Avery Dennison enters its July 22 earnings release with short sellers paring back exposure even as the stock loses ground — a quietly interesting divergence ahead of what the Street views as a pivotal print.
The most notable move in positioning this week is the sharp pullback in short interest. Shorts fell 8% on the week to 3.2% of free float — a level too modest to signal a crowded trade, but the speed of the exit is worth noting. The bulk of the drop came on July 9, when shares short fell by roughly 230,000 in a single session, and have held near that lower level since. Borrowing costs remain cheap at 0.43%, and borrow availability is extraordinarily loose, running near 2,956% — meaning shares in the lending pool dwarf the number currently borrowed. There is no squeeze pressure in this market.
Options tell a different story from shorts, though not an alarming one. The put/call ratio of 4.34 is rich on an absolute basis, but it is running below its 20-day average of 5.63 — putting it roughly 0.8 standard deviations lighter on hedging demand than has been typical recently. What makes the longer trend notable is the direction of travel: PCR has fallen consistently from levels near 8–10 in late June, a substantial unwinding of defensive positioning over the past three weeks. Options traders appear to have been net sellers of downside protection heading into the print, not buyers. The 52-week PCR range — with a high of 11.85 and a low of 0.12 — signals that the current reading is well off the most fearful levels seen this year.

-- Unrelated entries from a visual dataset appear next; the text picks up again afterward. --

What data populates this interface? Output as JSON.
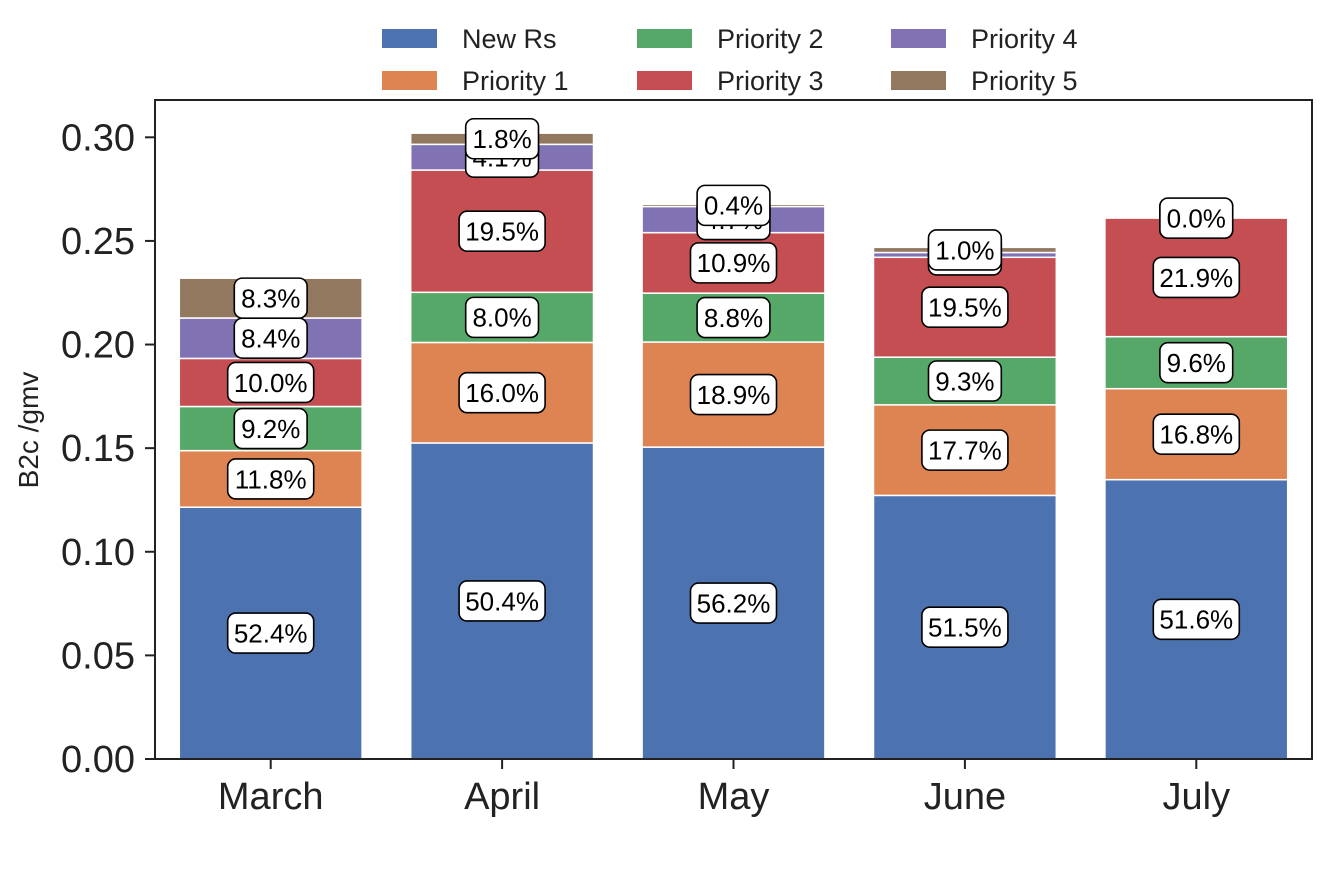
{
  "chart_data": {
    "type": "bar",
    "stacked": true,
    "categories": [
      "March",
      "April",
      "May",
      "June",
      "July"
    ],
    "ylabel": "B2c /gmv",
    "xlabel": "",
    "title": "",
    "ylim": [
      0,
      0.318
    ],
    "yticks": [
      "0.00",
      "0.05",
      "0.10",
      "0.15",
      "0.20",
      "0.25",
      "0.30"
    ],
    "ytick_values": [
      0,
      0.05,
      0.1,
      0.15,
      0.2,
      0.25,
      0.3
    ],
    "grid": false,
    "legend_position": "top-center",
    "series": [
      {
        "name": "New Rs",
        "color": "#4c72b0",
        "values": [
          0.1215,
          0.1525,
          0.1505,
          0.1272,
          0.1348
        ],
        "labels": [
          "52.4%",
          "50.4%",
          "56.2%",
          "51.5%",
          "51.6%"
        ]
      },
      {
        "name": "Priority 1",
        "color": "#dd8452",
        "values": [
          0.0273,
          0.0485,
          0.0507,
          0.0437,
          0.0439
        ],
        "labels": [
          "11.8%",
          "16.0%",
          "18.9%",
          "17.7%",
          "16.8%"
        ]
      },
      {
        "name": "Priority 2",
        "color": "#55a868",
        "values": [
          0.0213,
          0.0242,
          0.0236,
          0.023,
          0.0251
        ],
        "labels": [
          "9.2%",
          "8.0%",
          "8.8%",
          "9.3%",
          "9.6%"
        ]
      },
      {
        "name": "Priority 3",
        "color": "#c44e52",
        "values": [
          0.0232,
          0.059,
          0.0292,
          0.0482,
          0.0572
        ],
        "labels": [
          "10.0%",
          "19.5%",
          "10.9%",
          "19.5%",
          "21.9%"
        ]
      },
      {
        "name": "Priority 4",
        "color": "#8172b3",
        "values": [
          0.0195,
          0.0124,
          0.0126,
          0.0023,
          0.0
        ],
        "labels": [
          "8.4%",
          "4.1%",
          "4.7%",
          "0.9%",
          "0.0%"
        ]
      },
      {
        "name": "Priority 5",
        "color": "#937860",
        "values": [
          0.0192,
          0.0054,
          0.0011,
          0.0025,
          0.0
        ],
        "labels": [
          "8.3%",
          "1.8%",
          "0.4%",
          "1.0%",
          "0.0%"
        ]
      }
    ]
  }
}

Analyst opinion in the final pre-earnings window is split in a revealing way. Truist Securities (Buy) lowered its target this week from $221 to $209, the second trim since late April, while B of A Securities (Buy) moved in the opposite direction, raising its target from $202 to $210. Citigroup sits at Neutral with a $184 target, clipped again this week from $185. The mean target across the Street is $200.80, roughly 28% above the current price of $157.16 — suggesting genuine conviction in long-term upside, but also that the stock has drifted well below where analysts thought it would be. J.P. Morgan (Overweight) cut its target from $205 to $185 back in April, widening the bulls-vs-neutral gap. Forward earnings momentum is a relative bright spot: the 12-month forward EPS growth factor ranks in the 86th percentile of the universe, while the dividend score ranks at the 98th — AVY is one of the stronger income names in the packaging space by this measure. EV/EBITDA has drifted up to around 10.4x over the past month, and P/E is 15.4x — undemanding multiples if the company can sustain margins.
The sector backdrop adds context to the week's 4.4% decline. Among AVY's closest packaging peers, AMBP fell nearly 7% on the week — the worst performer in the group — while ATR managed a 0.5% gain, the only peer in positive territory. CCK and AMCR both dropped 2–4%, suggesting the softness in AVY is sector-wide rather than company-specific. The outlier is OI, which collapsed 14% on the week and 12% on Tuesday alone — an idiosyncratic move that highlights the credit-sensitive risks sitting elsewhere in the packaging complex that AVY, with its comparatively stable demand profile, has so far avoided.
On July 22, the sharpest question is whether RFID/intelligent labels growth in the Solutions segment can offset the anticipated softness in apparel volumes — that tension, rather than any squeeze dynamic in the lending market, is where the week's positioning debate ultimately lands.